A tale of two contractors: 'Bumper season' for Southland, North Island bogged down
Rural contractors in Southland cannot keep up with bumper grass growth, while those in parts of the North Island are having problems from the recent wet weather.
Southland has had a warm summer with consistent rain providing the perfect conditions for strong growth.
Southland Federated Farmers arable chair Sonya Dillon said farmers were happy to be out in the fields harvesting solid crops after a dry summer last year.
"We've been really lucky we've had a bumper season. It was a bit dull in November, which probably stole a bit of the yield, and now we are starting to get some dry patches, which has stolen some of the weight.
"But can't complain, we've had so much sunshine recently.
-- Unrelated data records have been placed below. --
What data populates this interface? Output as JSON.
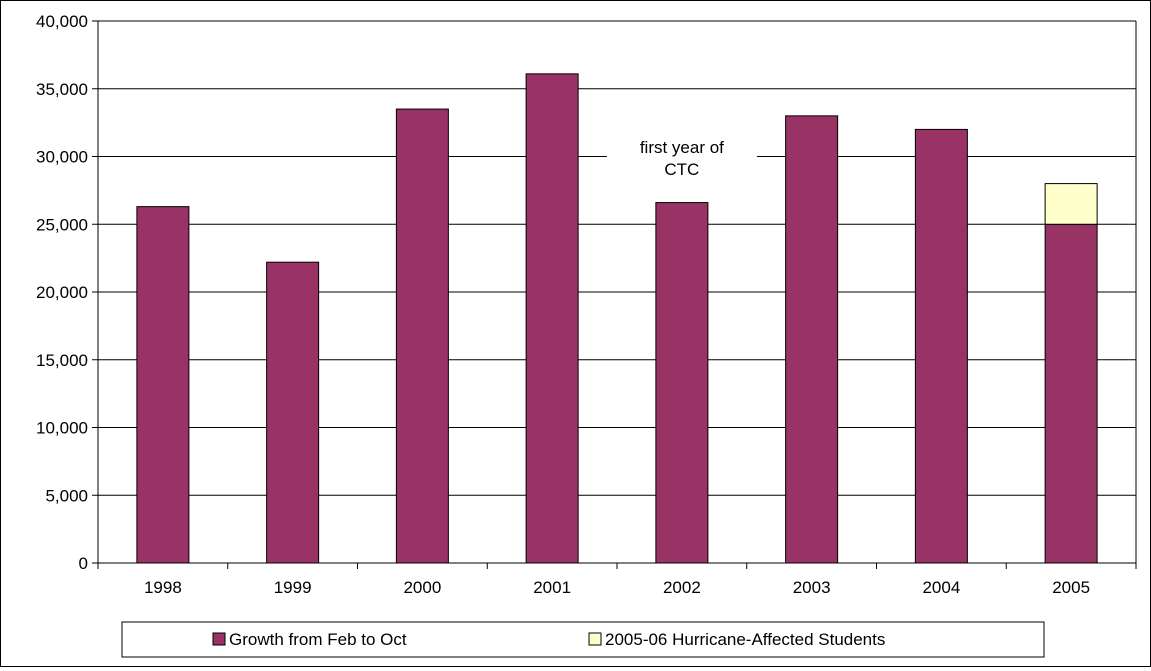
{
  "chart_data": {
    "type": "bar",
    "stacked": true,
    "title": "",
    "xlabel": "",
    "ylabel": "",
    "categories": [
      "1998",
      "1999",
      "2000",
      "2001",
      "2002",
      "2003",
      "2004",
      "2005"
    ],
    "series": [
      {
        "name": "Growth from Feb to Oct",
        "color": "#993366",
        "values": [
          26300,
          22200,
          33500,
          36100,
          26600,
          33000,
          32000,
          25000
        ]
      },
      {
        "name": "2005-06 Hurricane-Affected Students",
        "color": "#FFFFCC",
        "values": [
          0,
          0,
          0,
          0,
          0,
          0,
          0,
          3000
        ]
      }
    ],
    "ylim": [
      0,
      40000
    ],
    "ytick_step": 5000,
    "ytick_labels": [
      "0",
      "5,000",
      "10,000",
      "15,000",
      "20,000",
      "25,000",
      "30,000",
      "35,000",
      "40,000"
    ],
    "grid": true,
    "legend_position": "bottom",
    "annotations": [
      {
        "lines": [
          "first year of",
          "CTC"
        ],
        "category": "2002"
      }
    ]
  }
}
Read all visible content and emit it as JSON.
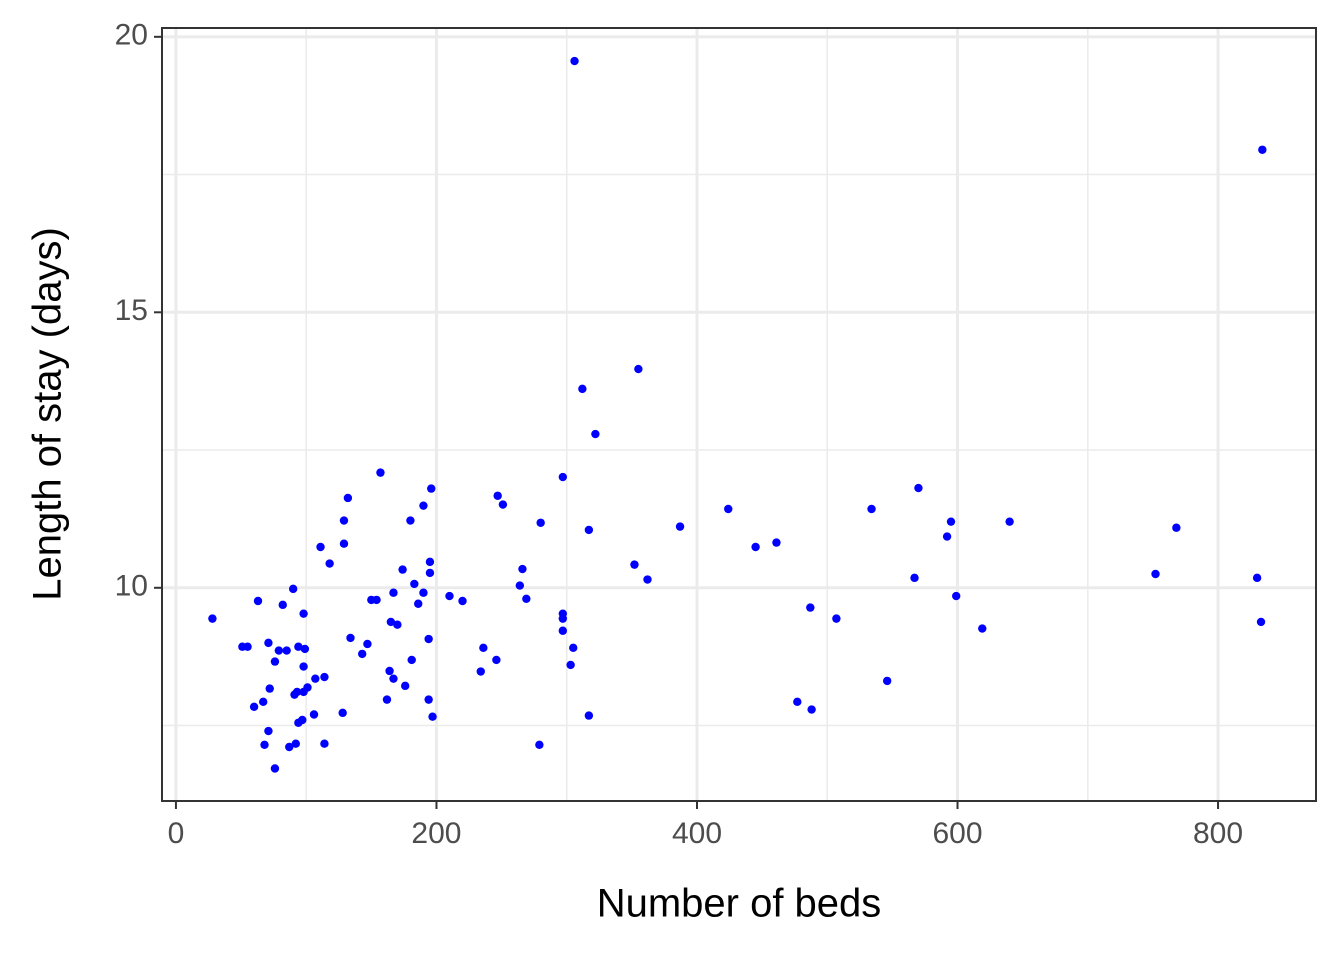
{
  "chart_data": {
    "type": "scatter",
    "x_label": "Number of beds",
    "y_label": "Length of stay (days)",
    "color": "#0000ff",
    "grid": true,
    "xlim": [
      -10.7,
      875.2
    ],
    "ylim": [
      6.13,
      20.16
    ],
    "xticks": [
      0,
      200,
      400,
      600,
      800
    ],
    "yticks": [
      10,
      15,
      20
    ],
    "x": [
      28,
      51,
      55,
      60,
      63,
      67,
      68,
      71,
      71,
      72,
      76,
      76,
      79,
      82,
      85,
      87,
      90,
      91,
      92,
      93,
      94,
      94,
      97,
      98,
      98,
      98,
      99,
      101,
      106,
      107,
      111,
      114,
      114,
      118,
      128,
      129,
      129,
      132,
      134,
      143,
      147,
      150,
      154,
      157,
      162,
      164,
      165,
      167,
      167,
      170,
      174,
      176,
      180,
      181,
      183,
      186,
      190,
      190,
      194,
      194,
      195,
      195,
      196,
      197,
      210,
      220,
      234,
      236,
      246,
      247,
      251,
      264,
      266,
      269,
      279,
      280,
      297,
      297,
      297,
      297,
      303,
      305,
      306,
      312,
      317,
      317,
      322,
      352,
      355,
      362,
      387,
      424,
      445,
      461,
      477,
      487,
      488,
      507,
      534,
      546,
      567,
      570,
      592,
      595,
      599,
      619,
      640,
      752,
      768,
      830,
      833,
      834
    ],
    "values": [
      9.44,
      8.93,
      8.93,
      7.84,
      9.76,
      7.93,
      7.15,
      9.0,
      7.4,
      8.17,
      8.66,
      6.72,
      8.86,
      9.69,
      8.86,
      7.11,
      9.98,
      8.06,
      7.17,
      8.11,
      8.93,
      7.55,
      7.6,
      8.11,
      9.53,
      8.57,
      8.89,
      8.19,
      7.7,
      8.35,
      10.74,
      8.38,
      7.17,
      10.44,
      7.73,
      10.8,
      11.22,
      11.63,
      9.09,
      8.8,
      8.98,
      9.78,
      9.78,
      12.09,
      7.97,
      8.49,
      9.38,
      8.35,
      9.91,
      9.33,
      10.33,
      8.22,
      11.22,
      8.69,
      10.07,
      9.71,
      11.49,
      9.91,
      9.07,
      7.97,
      10.27,
      10.47,
      11.8,
      7.66,
      9.85,
      9.76,
      8.48,
      8.91,
      8.69,
      11.67,
      11.51,
      10.04,
      10.34,
      9.8,
      7.15,
      11.18,
      9.53,
      9.44,
      9.22,
      12.01,
      8.6,
      8.91,
      19.56,
      13.61,
      7.68,
      11.05,
      12.79,
      10.42,
      13.97,
      10.15,
      11.11,
      11.43,
      10.74,
      10.82,
      7.93,
      9.64,
      7.79,
      9.44,
      11.43,
      8.31,
      10.18,
      11.81,
      10.93,
      11.2,
      9.85,
      9.26,
      11.2,
      10.25,
      11.09,
      10.18,
      9.38,
      17.95
    ]
  }
}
It's made harvesting to this point quite a nice, easy process which is what we always hope for."
D Thompson Contracting provides silage, bailage and cultivating services across Southland.
Managing director Daryl Thompson said the strong growth meant many contractors were behind.
"We're still trying to get our head above water, with all the growth that's around. It's been crazy busy, at the moment the growth is quicker than what we can clear.
"Farmers are pretty happy with how things are going. Sometimes we are heading out the gate and they're already booking another 100 yards to be harvested in two weeks' time."
They were about 10 to 14 days behind at the moment, Thompson said.
One blessing was that he was not short staffed this season, because overseas workers were able to come in, he said.
In Waikato, rural contractors are behind for the opposite reason.
Matamata Slattery Contracting owner Helen Slattery, who was also Rural Contractors New Zealand president, said it had been too wet to get machinery on the paddocks.
"Basically, the season has moved back a month. It was really cold in the spring and then it's been pretty wet ever since, so the normal peak of work has been pushed back which has been really hard," Slattery said.
"Some companies have had to let staff go, simply because it's too wet to get any work done," she said.
"I've heard of some farmers who have had bales bailed but, due to the rain, they haven't been able to get them off the paddock for a few weeks, which is really frustrating for those farmers that want to do something with that paddock.
"I got an email the other day from someone who says he hasn't experienced a season like it, and he's been in the game since the early '60s."
Slattery said it was important rural contractors kept good communication with their customers, staff and banks about what was going on.
"It's pretty tough out there at the moment, so people need to remember to chat and reach out for help if they need it."